At the end of last year, we mentioned the first announcements of storage unit manufacturers targeting PCI Express 5.0. These products were presented at CES 2022 in Las Vegas a few days ago, but they are not expected to appear for a few more months, knowing that the platforms capable of using them can be counted on the fingers of one hand. At the moment, only Intel's Alder Lake architecture - launched last November - is capable of using PCI Express 5.0.

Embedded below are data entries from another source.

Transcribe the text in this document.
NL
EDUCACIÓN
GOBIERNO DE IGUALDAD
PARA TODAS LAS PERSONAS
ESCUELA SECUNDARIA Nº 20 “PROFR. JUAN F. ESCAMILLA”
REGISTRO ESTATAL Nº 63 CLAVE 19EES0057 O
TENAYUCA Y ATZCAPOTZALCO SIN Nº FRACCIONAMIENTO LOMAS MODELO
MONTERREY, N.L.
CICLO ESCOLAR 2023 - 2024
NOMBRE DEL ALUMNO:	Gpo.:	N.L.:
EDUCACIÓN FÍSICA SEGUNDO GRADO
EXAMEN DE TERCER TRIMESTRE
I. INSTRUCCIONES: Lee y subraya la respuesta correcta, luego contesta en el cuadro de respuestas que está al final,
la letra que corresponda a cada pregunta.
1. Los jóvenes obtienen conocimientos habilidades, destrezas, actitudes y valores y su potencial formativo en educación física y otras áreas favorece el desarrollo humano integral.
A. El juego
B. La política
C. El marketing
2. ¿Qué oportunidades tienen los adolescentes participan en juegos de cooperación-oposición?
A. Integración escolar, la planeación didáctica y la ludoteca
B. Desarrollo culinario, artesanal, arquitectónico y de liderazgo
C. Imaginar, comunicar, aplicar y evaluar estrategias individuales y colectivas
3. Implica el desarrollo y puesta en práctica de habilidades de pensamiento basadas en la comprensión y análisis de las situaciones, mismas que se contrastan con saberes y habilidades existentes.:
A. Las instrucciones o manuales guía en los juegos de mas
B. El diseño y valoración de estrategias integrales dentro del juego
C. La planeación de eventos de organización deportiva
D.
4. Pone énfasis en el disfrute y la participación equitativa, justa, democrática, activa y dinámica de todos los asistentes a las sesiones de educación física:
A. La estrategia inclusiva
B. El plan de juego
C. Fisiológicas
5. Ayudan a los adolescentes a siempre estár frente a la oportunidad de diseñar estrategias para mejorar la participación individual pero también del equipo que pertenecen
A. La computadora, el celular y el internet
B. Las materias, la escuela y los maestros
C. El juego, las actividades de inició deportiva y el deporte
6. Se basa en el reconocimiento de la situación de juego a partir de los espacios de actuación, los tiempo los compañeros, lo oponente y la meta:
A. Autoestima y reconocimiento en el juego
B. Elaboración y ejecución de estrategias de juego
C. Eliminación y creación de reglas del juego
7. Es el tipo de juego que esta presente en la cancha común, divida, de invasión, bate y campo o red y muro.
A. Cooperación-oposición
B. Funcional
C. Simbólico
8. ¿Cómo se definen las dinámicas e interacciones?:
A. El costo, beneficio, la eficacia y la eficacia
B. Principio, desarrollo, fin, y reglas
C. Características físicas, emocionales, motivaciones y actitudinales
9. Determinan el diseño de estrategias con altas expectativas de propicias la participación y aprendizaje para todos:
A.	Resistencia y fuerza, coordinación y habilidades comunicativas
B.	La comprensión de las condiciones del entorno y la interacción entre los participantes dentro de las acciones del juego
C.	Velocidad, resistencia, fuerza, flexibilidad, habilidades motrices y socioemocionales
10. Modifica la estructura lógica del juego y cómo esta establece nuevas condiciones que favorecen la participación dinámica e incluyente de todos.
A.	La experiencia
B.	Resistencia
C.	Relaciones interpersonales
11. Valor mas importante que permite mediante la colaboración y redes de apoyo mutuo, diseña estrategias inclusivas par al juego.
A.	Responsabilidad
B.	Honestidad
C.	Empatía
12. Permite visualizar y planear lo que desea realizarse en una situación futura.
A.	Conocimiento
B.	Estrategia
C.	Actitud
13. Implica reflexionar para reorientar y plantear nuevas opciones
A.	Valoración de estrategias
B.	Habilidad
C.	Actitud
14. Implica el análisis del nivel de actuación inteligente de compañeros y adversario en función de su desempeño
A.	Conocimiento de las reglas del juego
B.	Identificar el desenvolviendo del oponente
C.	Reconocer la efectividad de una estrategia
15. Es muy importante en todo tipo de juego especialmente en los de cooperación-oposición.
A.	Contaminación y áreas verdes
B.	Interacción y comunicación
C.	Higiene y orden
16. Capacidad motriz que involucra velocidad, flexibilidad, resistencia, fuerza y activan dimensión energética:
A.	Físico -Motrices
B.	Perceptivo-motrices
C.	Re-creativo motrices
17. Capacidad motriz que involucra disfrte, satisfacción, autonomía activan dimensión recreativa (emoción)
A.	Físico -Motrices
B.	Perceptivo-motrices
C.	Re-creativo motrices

However, innovation continues and after several years of work, the PCI Special Interest Group (PCI-SIG) has just made official the specifications of the PCI Express 6.0 standard, which will logically take over the operations. According to AnandTech who relayed the information, the new standard is much more innovative than the two previous ones (PCIe 4.0 and PCIe 5.0). Although interesting in fact, these were only minor evolutions of a well-proven technology.

NRZ vs. PAM4 signaling

AnandTech explains that in order to achieve a further doubling of bandwidth, PCI Express 6.0 changes its signaling technique. Indeed, PCIe 4.0 and PCIe 5.0 remained on the previous technique of Non-Return-to-Zero (NRZ) signaling. This one only allows a signaling on two states, the classic high / low (or 0 / 1). In the case of PCIe 6.0, we move to Pusle-Amplitude Modulation 4 (PAM4) with a 4 that is not there by chance. It illustrates the signaling with four possible states: we move to a coding on two bits (00 / 01 / 10 / 11) and, in doing so, we double the amount of data transported while keeping the same frequency.

The PCIe 6.0 standard is thus capable of reaching a bandwidth of 256 GB/s on an x16 interface, whereas PCIe 5.0 had to "make do" with 128 GB/s on the same interface. A performance that already marked a doubling compared to PCIe 4.0 and it is more or less the leitmotiv of PCI-SIG: doubling the bandwidth with each new standard. Such a bandwidth will allow graphics cards and storage units to evolve significantly, but also and above all to make these two very greedy solutions cohabit without saturating the lines. However, the first compatible products should not arrive before at least two years.